Type locality: Tajikistan, western Pamirs, Rushan area, 3400m, 10-20.vii.1996.

(Taxonomic note. In 2023 a 'new species' of Sphingonaepiopsis, namely Sphingonaepiopsis zolotuchini (Stshetkin & Korb, 2023), was described from Tajikistan (Peter the Great Mountains, near Ganishou, 2070m). This new species differed from the closely related S. kuldjaensis (Graeser, 1892) and S. gurkoi Melichar & Řezáč, 2013, in being lighter in colour than S. kuldjaensis and in having wider marginal borders on the hindwings than in S. gurkoi. Also, in the male genitalia, the shape of sacculus differed. In the new species it was formed like a cog; in the two other species it was rectangular or oval (Stshetkin & Korb, 2023).)


BIOGEOGRAPHICAL AFFILIATION

Holarctic; western Palaearctic region. Pleistocene refuge: Monocentric -- Turkestan refuge. Probably a pleistocene relict which evolved from an isolated population of Sphingonaepiopsis kuldjaensis (Graeser, 1892).


ADULT DESCRIPTION AND VARIATION

Male Sphingonaepiopsis gurkoi, Rushan area, western Pamirs, Tajikistan, 3400m, 10-20.vii.1996. Photo: © Michal Řezáč. Female Sphingonaepiopsis gurkoi, Rushan area, western Pamirs, Tajikistan, 3400m, 10-20.vii.1996. Photo: © Michal Řezáč.

Wingspan: 38mm. Resembles Sphingonaepiopsis kuldjaensis, but forewings grey-brown, the lighter areas with a tinge of light orange. The basal and medial bands are dark brown. The vertical light line next to the medial band above M2 is narrower than in Sphingonaepiopsis asiatica (Melichar & Řezáč, 2013). The hindwings have a dirty grey-orange to light yellow ground colour, by which the new species differs fundamentally from Sphingonaepiopsis kuldjaensis, in which the hindwing ground colour is always light brown and orange. The outer edge is grey-brown with a width of approximately 3mm in the upper half, and the dark colouring disappears towards the lower part of the outer edge. Two parallel bands run laterally across the entire width of the wing through the central area of the hindwings. The body and thorax are the same colour as Sphingonaepiopsis kuldjaensis. On the posterior edge of the thorax is a 1mm wide white band separating it from the abdomen. There are visible paired white patches, each 1-1.5 mm long, on the first and second abdominal segments (Melichar & Řezáč, 2013).

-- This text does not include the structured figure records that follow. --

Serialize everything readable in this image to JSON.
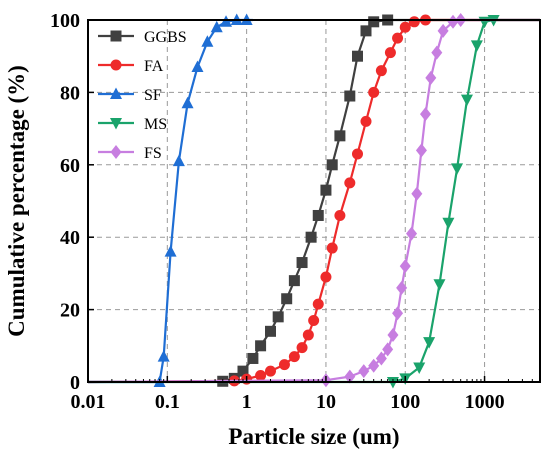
{
  "chart_data": {
    "type": "line",
    "xlabel": "Particle size (um)",
    "ylabel": "Cumulative percentage (%)",
    "x_scale": "log",
    "xlim": [
      0.01,
      5000
    ],
    "ylim": [
      0,
      100
    ],
    "x_ticks": [
      {
        "value": 0.01,
        "label": "0.01"
      },
      {
        "value": 0.1,
        "label": "0.1"
      },
      {
        "value": 1,
        "label": "1"
      },
      {
        "value": 10,
        "label": "10"
      },
      {
        "value": 100,
        "label": "100"
      },
      {
        "value": 1000,
        "label": "1000"
      }
    ],
    "y_ticks": [
      {
        "value": 0,
        "label": "0"
      },
      {
        "value": 20,
        "label": "20"
      },
      {
        "value": 40,
        "label": "40"
      },
      {
        "value": 60,
        "label": "60"
      },
      {
        "value": 80,
        "label": "80"
      },
      {
        "value": 100,
        "label": "100"
      }
    ],
    "grid": true,
    "legend_position": "top-left",
    "series": [
      {
        "name": "GGBS",
        "color": "#404040",
        "marker": "square",
        "points": [
          [
            0.01,
            0
          ],
          [
            0.5,
            0.2
          ],
          [
            0.7,
            1.0
          ],
          [
            0.9,
            3.0
          ],
          [
            1.2,
            6.5
          ],
          [
            1.5,
            10
          ],
          [
            2.0,
            14
          ],
          [
            2.5,
            18
          ],
          [
            3.2,
            23
          ],
          [
            4.0,
            28
          ],
          [
            5.0,
            33
          ],
          [
            6.5,
            40
          ],
          [
            8.0,
            46
          ],
          [
            10,
            53
          ],
          [
            12,
            60
          ],
          [
            15,
            68
          ],
          [
            20,
            79
          ],
          [
            25,
            90
          ],
          [
            32,
            97
          ],
          [
            40,
            99.5
          ],
          [
            60,
            100
          ],
          [
            5000,
            100
          ]
        ]
      },
      {
        "name": "FA",
        "color": "#ee2b2b",
        "marker": "circle",
        "points": [
          [
            0.01,
            0
          ],
          [
            0.7,
            0.3
          ],
          [
            1.0,
            0.8
          ],
          [
            1.5,
            1.8
          ],
          [
            2.0,
            3.0
          ],
          [
            3.0,
            4.8
          ],
          [
            4.0,
            7.0
          ],
          [
            5.0,
            9.5
          ],
          [
            6.0,
            13
          ],
          [
            7.0,
            17
          ],
          [
            8.0,
            21.5
          ],
          [
            10,
            29
          ],
          [
            12,
            37
          ],
          [
            15,
            46
          ],
          [
            20,
            55
          ],
          [
            25,
            63
          ],
          [
            32,
            72
          ],
          [
            40,
            80
          ],
          [
            50,
            86
          ],
          [
            65,
            91
          ],
          [
            80,
            95
          ],
          [
            100,
            98
          ],
          [
            130,
            99.5
          ],
          [
            180,
            100
          ],
          [
            5000,
            100
          ]
        ]
      },
      {
        "name": "SF",
        "color": "#1f6ed4",
        "marker": "triangle-up",
        "points": [
          [
            0.01,
            0
          ],
          [
            0.08,
            0
          ],
          [
            0.09,
            7
          ],
          [
            0.11,
            36
          ],
          [
            0.14,
            61
          ],
          [
            0.18,
            77
          ],
          [
            0.24,
            87
          ],
          [
            0.32,
            94
          ],
          [
            0.42,
            98
          ],
          [
            0.55,
            99.5
          ],
          [
            0.75,
            100
          ],
          [
            1.0,
            100
          ],
          [
            1.2,
            100
          ]
        ]
      },
      {
        "name": "MS",
        "color": "#1aa36b",
        "marker": "triangle-down",
        "points": [
          [
            0.01,
            0
          ],
          [
            70,
            0
          ],
          [
            100,
            1
          ],
          [
            150,
            4
          ],
          [
            200,
            11
          ],
          [
            270,
            27
          ],
          [
            350,
            44
          ],
          [
            450,
            59
          ],
          [
            600,
            78
          ],
          [
            800,
            93
          ],
          [
            1000,
            99.5
          ],
          [
            1300,
            100
          ],
          [
            5000,
            100
          ]
        ]
      },
      {
        "name": "FS",
        "color": "#c77ee0",
        "marker": "diamond",
        "points": [
          [
            0.01,
            0
          ],
          [
            10,
            0.5
          ],
          [
            20,
            1.5
          ],
          [
            30,
            3.0
          ],
          [
            40,
            4.5
          ],
          [
            50,
            6.5
          ],
          [
            60,
            9
          ],
          [
            70,
            13
          ],
          [
            80,
            19
          ],
          [
            90,
            26
          ],
          [
            100,
            32
          ],
          [
            120,
            41
          ],
          [
            140,
            52
          ],
          [
            160,
            64
          ],
          [
            180,
            74
          ],
          [
            210,
            84
          ],
          [
            250,
            91
          ],
          [
            300,
            97
          ],
          [
            400,
            99.5
          ],
          [
            500,
            100
          ],
          [
            5000,
            100
          ]
        ]
      }
    ]
  }
}
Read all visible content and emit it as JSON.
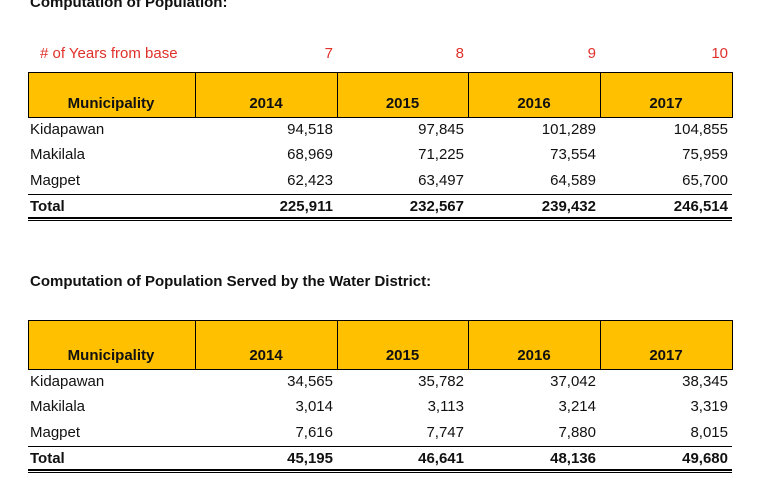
{
  "title1": "Computation of Population:",
  "years_row": {
    "label": "# of Years from base",
    "values": [
      7,
      8,
      9,
      10
    ]
  },
  "table1": {
    "header": [
      "Municipality",
      "2014",
      "2015",
      "2016",
      "2017"
    ],
    "rows": [
      [
        "Kidapawan",
        "94,518",
        "97,845",
        "101,289",
        "104,855"
      ],
      [
        "Makilala",
        "68,969",
        "71,225",
        "73,554",
        "75,959"
      ],
      [
        "Magpet",
        "62,423",
        "63,497",
        "64,589",
        "65,700"
      ]
    ],
    "total": [
      "Total",
      "225,911",
      "232,567",
      "239,432",
      "246,514"
    ]
  },
  "title2": "Computation of Population Served by the Water District:",
  "table2": {
    "header": [
      "Municipality",
      "2014",
      "2015",
      "2016",
      "2017"
    ],
    "rows": [
      [
        "Kidapawan",
        "34,565",
        "35,782",
        "37,042",
        "38,345"
      ],
      [
        "Makilala",
        "3,014",
        "3,113",
        "3,214",
        "3,319"
      ],
      [
        "Magpet",
        "7,616",
        "7,747",
        "7,880",
        "8,015"
      ]
    ],
    "total": [
      "Total",
      "45,195",
      "46,641",
      "48,136",
      "49,680"
    ]
  }
}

In shape, the male genitalia are closer to those of Sphingonaepiopsis kuldjaensis than to any other species of the genus Sphingonaepiopsis from the Palaearctic. Sphingonaepiopsis gurkoi differs primarily in the shape of harpe, the upper rounded part of which is covered in coarse protuberances, and from the lower angle of which a ridge projects distally along the ventral edge of the valve, features that are wholly absent in Sphingonaepiopsis kuldjaensis. This latter trait is so striking that it is possible to diagnose this species solely on the basis of it (Melichar & Řezáč, 2013).


ADULT BIOLOGY

A montane species, occurring in Tajikistan at altitudes over 3500m in areas of mountain steppe (Melichar & Řezáč, 2013).


FLIGHT-TIME

Tajik individuals have been captured during the first three weeks of July (Melichar & Řezáč, 2013).


EARLY STAGES

OVUM: Unknown.

LARVA: Unknown.

Hostplants. Unknown.

PUPA: Unknown.


PARASITOIDS

Unknown.


DISTRIBUTION

Confirmed from the Rushan area of Tajikistan (Melichar & Řezáč, 2013).

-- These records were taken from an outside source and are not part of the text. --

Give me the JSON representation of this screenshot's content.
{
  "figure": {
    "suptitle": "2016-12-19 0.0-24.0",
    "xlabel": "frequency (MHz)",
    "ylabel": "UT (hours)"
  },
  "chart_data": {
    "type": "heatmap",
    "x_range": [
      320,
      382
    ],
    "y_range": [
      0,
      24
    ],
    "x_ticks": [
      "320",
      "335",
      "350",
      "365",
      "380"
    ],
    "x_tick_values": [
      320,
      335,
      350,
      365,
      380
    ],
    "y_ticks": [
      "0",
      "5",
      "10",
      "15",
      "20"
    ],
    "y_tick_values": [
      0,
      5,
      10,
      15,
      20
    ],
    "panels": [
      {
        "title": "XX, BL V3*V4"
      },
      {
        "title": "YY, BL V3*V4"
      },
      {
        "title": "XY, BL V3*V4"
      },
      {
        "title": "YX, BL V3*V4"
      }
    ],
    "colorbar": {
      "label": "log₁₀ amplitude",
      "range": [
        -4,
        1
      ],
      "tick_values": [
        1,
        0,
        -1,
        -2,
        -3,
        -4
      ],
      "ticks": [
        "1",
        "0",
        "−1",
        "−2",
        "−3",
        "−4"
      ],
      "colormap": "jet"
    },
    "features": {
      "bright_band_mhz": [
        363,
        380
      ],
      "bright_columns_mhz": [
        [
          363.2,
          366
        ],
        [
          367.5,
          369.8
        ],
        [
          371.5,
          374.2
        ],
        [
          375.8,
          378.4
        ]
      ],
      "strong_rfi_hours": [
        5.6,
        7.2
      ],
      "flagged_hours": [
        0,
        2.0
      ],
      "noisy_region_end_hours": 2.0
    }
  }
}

Note: The individual of this species originally listed by Pittaway & Kitching (this site) from western Mongolia has since been confirmed as being Sphingonaepiopsis kuldjaensis, as originally identified by Yakovlev, 2011; Yakovlev, Gus'kova, Doroshkin & Titov, 2015.

Extra-limital range. None.


Global distribution of Sphingonaepiopsis gurkoi. Map: © Tony Pittaway & Ian Kitching.